I find this a bit odd - primarily due to the diverse nature of psychology as a field. If what we are studying is human behaviour, surely replicability and/or replication is neither here nor there.

For example, if one is a social psychologist looking at how individuals understand a particular phenomena, replicability of the research is largely redundant. In the case of research investigating human experience, no two individuals are going to have had, or perceive to have had exactly the same experience as the other. The experiences are contextually, historically and culturally bound and coloured by individual experience of the social world.

Maybe the replication/replicability of research makes major paradigmatic assumptions about the nature of research, which tends to be generalised to psychology as a discipline, rather than treating it as a field made up of numerous inter-relating sub-disciplines.

I think the problem lies with the underlying implication that the 'aim' of psychology is essentially to define, measure and ultimately predict aspects of human behaviour.

Andrew Oh-Willeke said...

To echo Eric Charles a bit, I would have to agree that meaningful, consensus operational definitions that have some basis in an underlying fundamental psychological reality - as many other academic disciplines do - is a goal that remains elusive in psychology.

An important reason that this is the case is that a lot of research is done with lazy methods - convenience samples of "WEIRD" college students, assuming that survey responses reflect the objective reality, artificial laboratory methods that an incapable of handling levels of social complexity that elementary school kids can grok easily.

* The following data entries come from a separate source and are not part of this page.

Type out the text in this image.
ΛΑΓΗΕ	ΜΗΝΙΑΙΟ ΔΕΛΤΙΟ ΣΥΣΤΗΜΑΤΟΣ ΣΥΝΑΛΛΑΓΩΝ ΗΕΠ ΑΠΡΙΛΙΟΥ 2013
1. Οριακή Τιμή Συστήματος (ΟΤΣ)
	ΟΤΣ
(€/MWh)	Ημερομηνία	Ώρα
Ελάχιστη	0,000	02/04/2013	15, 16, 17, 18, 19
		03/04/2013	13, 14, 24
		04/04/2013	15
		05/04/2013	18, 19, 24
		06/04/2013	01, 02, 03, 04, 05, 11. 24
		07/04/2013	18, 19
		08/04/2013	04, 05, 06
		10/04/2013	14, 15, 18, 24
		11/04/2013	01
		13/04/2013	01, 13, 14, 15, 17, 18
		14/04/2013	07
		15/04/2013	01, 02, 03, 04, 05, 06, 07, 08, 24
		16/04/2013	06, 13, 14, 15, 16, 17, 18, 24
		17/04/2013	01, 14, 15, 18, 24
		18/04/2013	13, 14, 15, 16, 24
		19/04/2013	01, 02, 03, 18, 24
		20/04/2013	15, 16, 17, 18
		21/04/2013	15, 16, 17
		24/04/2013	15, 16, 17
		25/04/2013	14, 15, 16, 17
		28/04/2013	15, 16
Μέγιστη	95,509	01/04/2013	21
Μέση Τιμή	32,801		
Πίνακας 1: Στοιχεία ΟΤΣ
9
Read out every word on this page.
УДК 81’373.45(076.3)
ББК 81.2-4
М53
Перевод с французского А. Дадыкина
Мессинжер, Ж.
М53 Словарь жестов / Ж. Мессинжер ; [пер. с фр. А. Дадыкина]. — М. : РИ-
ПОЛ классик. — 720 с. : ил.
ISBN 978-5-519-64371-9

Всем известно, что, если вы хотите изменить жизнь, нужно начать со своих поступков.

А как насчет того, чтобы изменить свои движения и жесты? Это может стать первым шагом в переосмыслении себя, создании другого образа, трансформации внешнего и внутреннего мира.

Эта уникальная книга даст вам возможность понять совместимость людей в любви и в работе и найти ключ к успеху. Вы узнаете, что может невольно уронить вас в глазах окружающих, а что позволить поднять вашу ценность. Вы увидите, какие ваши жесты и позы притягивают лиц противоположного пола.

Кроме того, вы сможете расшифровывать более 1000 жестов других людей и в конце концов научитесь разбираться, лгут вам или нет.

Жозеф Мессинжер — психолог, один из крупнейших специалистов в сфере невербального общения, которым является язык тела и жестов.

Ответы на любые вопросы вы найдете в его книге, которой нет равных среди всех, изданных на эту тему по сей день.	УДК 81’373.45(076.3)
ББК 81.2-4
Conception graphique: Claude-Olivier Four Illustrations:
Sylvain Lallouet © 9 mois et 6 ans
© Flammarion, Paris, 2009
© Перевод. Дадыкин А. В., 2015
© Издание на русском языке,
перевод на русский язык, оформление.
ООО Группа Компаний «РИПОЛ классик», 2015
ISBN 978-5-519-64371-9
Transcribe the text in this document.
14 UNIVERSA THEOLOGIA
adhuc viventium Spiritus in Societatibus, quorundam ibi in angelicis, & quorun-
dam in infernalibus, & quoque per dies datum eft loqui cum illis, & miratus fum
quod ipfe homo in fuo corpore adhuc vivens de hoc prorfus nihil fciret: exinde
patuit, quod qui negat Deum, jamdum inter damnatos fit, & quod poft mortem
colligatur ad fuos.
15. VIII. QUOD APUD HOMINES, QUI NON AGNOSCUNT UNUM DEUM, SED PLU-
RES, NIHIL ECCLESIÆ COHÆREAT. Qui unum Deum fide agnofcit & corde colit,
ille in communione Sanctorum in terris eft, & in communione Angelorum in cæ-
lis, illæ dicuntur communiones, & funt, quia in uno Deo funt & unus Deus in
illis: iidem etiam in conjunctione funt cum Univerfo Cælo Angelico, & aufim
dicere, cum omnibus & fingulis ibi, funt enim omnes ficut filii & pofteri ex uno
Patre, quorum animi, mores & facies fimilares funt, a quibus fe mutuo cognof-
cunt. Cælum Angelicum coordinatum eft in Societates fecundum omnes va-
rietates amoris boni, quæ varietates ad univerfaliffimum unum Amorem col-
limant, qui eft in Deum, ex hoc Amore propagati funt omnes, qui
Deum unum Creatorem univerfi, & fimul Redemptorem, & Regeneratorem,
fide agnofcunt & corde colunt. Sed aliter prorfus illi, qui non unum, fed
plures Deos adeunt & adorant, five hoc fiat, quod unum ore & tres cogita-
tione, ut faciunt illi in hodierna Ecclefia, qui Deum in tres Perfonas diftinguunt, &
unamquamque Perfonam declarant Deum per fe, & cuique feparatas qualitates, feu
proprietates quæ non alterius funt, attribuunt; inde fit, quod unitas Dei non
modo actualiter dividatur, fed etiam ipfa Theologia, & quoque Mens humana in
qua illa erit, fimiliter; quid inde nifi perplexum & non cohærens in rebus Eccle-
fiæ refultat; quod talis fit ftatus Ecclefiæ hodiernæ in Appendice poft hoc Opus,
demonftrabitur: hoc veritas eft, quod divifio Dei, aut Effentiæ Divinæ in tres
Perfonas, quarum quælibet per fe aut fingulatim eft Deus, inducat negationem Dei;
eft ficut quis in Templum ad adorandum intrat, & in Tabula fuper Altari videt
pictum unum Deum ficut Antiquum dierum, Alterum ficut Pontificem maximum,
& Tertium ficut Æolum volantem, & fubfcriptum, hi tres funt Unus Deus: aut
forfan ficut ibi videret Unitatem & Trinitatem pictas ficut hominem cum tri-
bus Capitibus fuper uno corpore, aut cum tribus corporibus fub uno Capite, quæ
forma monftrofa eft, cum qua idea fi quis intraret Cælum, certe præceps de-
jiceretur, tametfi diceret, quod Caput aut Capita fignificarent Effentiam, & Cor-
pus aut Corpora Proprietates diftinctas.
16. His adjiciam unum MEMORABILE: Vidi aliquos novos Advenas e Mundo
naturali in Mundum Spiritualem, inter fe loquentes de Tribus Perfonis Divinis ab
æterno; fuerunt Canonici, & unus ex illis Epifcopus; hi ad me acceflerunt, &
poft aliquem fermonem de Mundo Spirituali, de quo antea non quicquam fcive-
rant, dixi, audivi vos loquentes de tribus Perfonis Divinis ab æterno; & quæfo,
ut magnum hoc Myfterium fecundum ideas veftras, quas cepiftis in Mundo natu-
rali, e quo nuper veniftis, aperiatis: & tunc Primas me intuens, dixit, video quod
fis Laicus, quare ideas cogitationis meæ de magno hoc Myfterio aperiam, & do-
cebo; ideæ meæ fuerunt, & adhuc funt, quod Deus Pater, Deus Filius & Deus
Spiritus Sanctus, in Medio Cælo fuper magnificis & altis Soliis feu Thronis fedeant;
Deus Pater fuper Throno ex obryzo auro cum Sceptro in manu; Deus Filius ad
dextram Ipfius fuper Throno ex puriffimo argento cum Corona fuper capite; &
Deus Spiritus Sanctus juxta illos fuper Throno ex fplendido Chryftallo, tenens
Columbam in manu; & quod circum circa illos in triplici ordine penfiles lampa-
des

Replication and replicability aren't so terribly important when the hole discipline is lost in the wilderness and using methods that have far too low resolution to capture what is going on in a complex world.

Psychology needs more researchers who already really, deeply, understand people who invest a great deal of time in a more rich analysis and a better conceptual framework in a way based on observations of an ordinary mix of people, in real life contexts, based upon tools more objective than paper and pencil (or internet) surveys.

For example, rather than striving to take a reductionist minimal number of diagnostic symptoms approach to DSM diagnosis, more research should be devoted to identifying non-diagnostic symptoms that are part of the syndrome and might help us to get the bottom of the fundamental etiology of a DSM condition and would improve the level of consensus between professionals in the field about a diagnosis. Clinical psychologists, who all too often try to make a diagnosis based on conversations with one or two people in a single office visit without really seeing the condition in act in the patient are just as guilty of lazy methods as the academic researchers.

The pressure to make replicable results, even if those results are the product of such poor measurement tools that they are like four or sixteen pixel photographs, can be harmful too.